Prior authorization is an approval process to make sure that certain treatments, procedures, or devices meet payment determination criteria before the service is rendered. If you’re under the care of an HMSA participating dental provider or in-network provider, the provider will get approval for you.

Prior Authorization for Nonurgent Dental Care

If your request for prior authorization isn’t urgent, HMSA will respond to your request within a reasonable time that’s appropriate to the clinical circumstances of your case. We’ll typically respond within 15 business days of receiving your request. We may extend our response time for an additional 15 business days if we can’t respond within the first 15 business days or if it’s due to circumstances beyond our control. If this happens, we’ll let you know before the end of the first 15 business days. We’ll tell you why we’re extending our response time and when we expect to make a decision. If we need more information, we’ll let you know and give you at least 45 business days to provide it to us.

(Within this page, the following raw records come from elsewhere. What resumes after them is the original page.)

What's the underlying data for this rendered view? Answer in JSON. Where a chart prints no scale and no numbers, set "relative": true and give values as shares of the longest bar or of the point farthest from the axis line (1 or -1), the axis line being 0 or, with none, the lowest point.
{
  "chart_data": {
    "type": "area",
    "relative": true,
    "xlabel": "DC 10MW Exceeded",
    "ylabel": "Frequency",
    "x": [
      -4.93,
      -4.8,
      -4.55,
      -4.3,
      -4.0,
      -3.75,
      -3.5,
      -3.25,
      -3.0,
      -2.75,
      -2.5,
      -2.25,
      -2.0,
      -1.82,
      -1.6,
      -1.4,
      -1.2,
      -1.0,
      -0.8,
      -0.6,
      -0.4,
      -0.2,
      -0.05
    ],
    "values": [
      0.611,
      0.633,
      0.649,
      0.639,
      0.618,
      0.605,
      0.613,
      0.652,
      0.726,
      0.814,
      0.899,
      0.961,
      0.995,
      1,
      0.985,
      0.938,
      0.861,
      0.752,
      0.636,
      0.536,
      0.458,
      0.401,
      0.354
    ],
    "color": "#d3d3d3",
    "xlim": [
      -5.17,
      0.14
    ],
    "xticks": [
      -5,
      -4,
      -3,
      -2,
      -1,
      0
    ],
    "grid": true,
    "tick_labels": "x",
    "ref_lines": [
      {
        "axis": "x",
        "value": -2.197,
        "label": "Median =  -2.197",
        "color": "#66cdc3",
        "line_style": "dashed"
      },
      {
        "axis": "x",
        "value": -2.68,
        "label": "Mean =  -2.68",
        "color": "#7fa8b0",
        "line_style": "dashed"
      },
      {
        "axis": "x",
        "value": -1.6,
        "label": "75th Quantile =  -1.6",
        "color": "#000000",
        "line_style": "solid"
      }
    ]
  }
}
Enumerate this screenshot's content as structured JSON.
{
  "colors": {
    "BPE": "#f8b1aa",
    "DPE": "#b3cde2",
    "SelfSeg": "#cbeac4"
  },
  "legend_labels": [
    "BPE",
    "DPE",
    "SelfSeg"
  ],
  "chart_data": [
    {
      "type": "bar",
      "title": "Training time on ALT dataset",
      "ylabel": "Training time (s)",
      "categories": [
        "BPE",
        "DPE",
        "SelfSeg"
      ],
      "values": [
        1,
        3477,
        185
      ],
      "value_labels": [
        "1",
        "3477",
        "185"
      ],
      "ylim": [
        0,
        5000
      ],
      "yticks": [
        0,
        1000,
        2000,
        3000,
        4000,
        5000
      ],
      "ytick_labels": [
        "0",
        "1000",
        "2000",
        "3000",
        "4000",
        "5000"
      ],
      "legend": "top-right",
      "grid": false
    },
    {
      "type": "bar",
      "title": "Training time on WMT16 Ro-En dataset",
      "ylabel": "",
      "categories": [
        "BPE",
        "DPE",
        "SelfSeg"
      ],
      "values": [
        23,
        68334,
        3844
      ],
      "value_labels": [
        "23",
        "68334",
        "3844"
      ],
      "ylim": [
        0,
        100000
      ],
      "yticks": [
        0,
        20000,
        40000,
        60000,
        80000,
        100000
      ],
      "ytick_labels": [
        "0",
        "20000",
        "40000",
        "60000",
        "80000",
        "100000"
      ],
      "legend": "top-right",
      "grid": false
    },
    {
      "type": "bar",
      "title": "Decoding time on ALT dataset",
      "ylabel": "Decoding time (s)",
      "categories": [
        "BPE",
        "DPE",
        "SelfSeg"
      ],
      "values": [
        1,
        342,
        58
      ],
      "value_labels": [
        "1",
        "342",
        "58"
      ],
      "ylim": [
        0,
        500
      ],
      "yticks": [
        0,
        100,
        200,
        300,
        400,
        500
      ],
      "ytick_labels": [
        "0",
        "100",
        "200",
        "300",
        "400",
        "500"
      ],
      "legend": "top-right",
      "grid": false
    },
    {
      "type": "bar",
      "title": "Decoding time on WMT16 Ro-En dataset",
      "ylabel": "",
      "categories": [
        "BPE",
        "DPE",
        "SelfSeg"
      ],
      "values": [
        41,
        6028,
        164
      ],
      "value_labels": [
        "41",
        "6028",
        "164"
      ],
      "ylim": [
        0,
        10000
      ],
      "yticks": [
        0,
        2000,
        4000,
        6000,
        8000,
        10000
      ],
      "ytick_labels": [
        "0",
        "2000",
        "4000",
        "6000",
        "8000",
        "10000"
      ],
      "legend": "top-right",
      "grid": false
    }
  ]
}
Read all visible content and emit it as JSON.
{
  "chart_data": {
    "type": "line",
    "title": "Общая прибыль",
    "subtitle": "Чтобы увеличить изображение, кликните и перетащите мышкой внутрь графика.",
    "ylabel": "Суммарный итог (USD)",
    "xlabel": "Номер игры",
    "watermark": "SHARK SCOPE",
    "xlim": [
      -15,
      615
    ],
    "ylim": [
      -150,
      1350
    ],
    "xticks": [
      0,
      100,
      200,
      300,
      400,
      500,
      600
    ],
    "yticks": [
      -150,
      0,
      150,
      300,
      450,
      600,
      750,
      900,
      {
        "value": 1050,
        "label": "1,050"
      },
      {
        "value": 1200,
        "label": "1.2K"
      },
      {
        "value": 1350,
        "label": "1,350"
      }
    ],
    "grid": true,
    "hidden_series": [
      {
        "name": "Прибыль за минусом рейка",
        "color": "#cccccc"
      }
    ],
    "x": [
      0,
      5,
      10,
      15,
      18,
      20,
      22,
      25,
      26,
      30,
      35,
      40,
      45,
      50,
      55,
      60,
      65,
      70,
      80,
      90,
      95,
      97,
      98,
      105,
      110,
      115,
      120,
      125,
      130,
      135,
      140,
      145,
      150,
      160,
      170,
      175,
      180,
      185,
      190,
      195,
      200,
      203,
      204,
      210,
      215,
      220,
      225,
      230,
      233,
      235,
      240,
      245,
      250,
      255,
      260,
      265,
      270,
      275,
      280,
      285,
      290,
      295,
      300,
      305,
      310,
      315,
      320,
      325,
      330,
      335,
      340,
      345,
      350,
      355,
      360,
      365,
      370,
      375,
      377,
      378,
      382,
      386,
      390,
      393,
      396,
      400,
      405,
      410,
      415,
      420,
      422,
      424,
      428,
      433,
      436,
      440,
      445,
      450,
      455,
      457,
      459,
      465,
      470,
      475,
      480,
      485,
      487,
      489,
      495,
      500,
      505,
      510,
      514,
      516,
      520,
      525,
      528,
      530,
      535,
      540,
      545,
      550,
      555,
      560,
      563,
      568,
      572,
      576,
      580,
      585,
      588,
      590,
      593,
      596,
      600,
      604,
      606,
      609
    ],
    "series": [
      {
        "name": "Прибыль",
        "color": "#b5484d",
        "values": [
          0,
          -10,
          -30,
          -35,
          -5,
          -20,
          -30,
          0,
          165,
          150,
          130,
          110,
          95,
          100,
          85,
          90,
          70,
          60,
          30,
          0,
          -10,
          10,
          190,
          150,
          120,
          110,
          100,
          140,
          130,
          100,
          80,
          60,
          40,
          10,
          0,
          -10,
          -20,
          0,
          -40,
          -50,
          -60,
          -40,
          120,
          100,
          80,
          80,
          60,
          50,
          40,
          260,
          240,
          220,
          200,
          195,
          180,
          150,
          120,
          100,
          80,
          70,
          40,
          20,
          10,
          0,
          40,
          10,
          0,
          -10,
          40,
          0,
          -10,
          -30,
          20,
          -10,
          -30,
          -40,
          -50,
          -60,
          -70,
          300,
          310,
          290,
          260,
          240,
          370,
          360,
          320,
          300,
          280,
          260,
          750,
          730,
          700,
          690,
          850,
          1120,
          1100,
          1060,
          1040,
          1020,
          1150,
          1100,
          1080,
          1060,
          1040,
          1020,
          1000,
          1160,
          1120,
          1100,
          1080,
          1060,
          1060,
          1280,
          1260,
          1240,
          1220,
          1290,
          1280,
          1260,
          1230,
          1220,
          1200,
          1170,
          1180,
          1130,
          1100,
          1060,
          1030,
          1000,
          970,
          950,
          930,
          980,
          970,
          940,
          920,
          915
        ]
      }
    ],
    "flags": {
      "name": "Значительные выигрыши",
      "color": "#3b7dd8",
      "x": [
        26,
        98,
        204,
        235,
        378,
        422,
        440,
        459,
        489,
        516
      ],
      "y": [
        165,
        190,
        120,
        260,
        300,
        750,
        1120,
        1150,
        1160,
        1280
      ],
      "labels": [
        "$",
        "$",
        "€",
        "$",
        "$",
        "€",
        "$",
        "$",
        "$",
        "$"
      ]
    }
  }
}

Prior Authorization for Urgent Dental Care

Your care is urgent if the time periods that apply to prior authorization for nonurgent care:

  • Could seriously risk your life or health or your ability to regain maximum function, or
  • In the opinion of your doctor or dentist, would subject you to severe pain that can’t be adequately managed without the care that’s the subject of the request for prior authorization.

HMSA will respond to your request for prior authorization of urgent care within 24 hours of receiving the information we need.

If we don’t receive enough information to help us make a decision about your request, we’ll let you know within 24 hours. We’ll let you know what we need and give you at least 48 hours to provide it to us.

You have the right to appeal

If you disagree with our decision, you may appeal.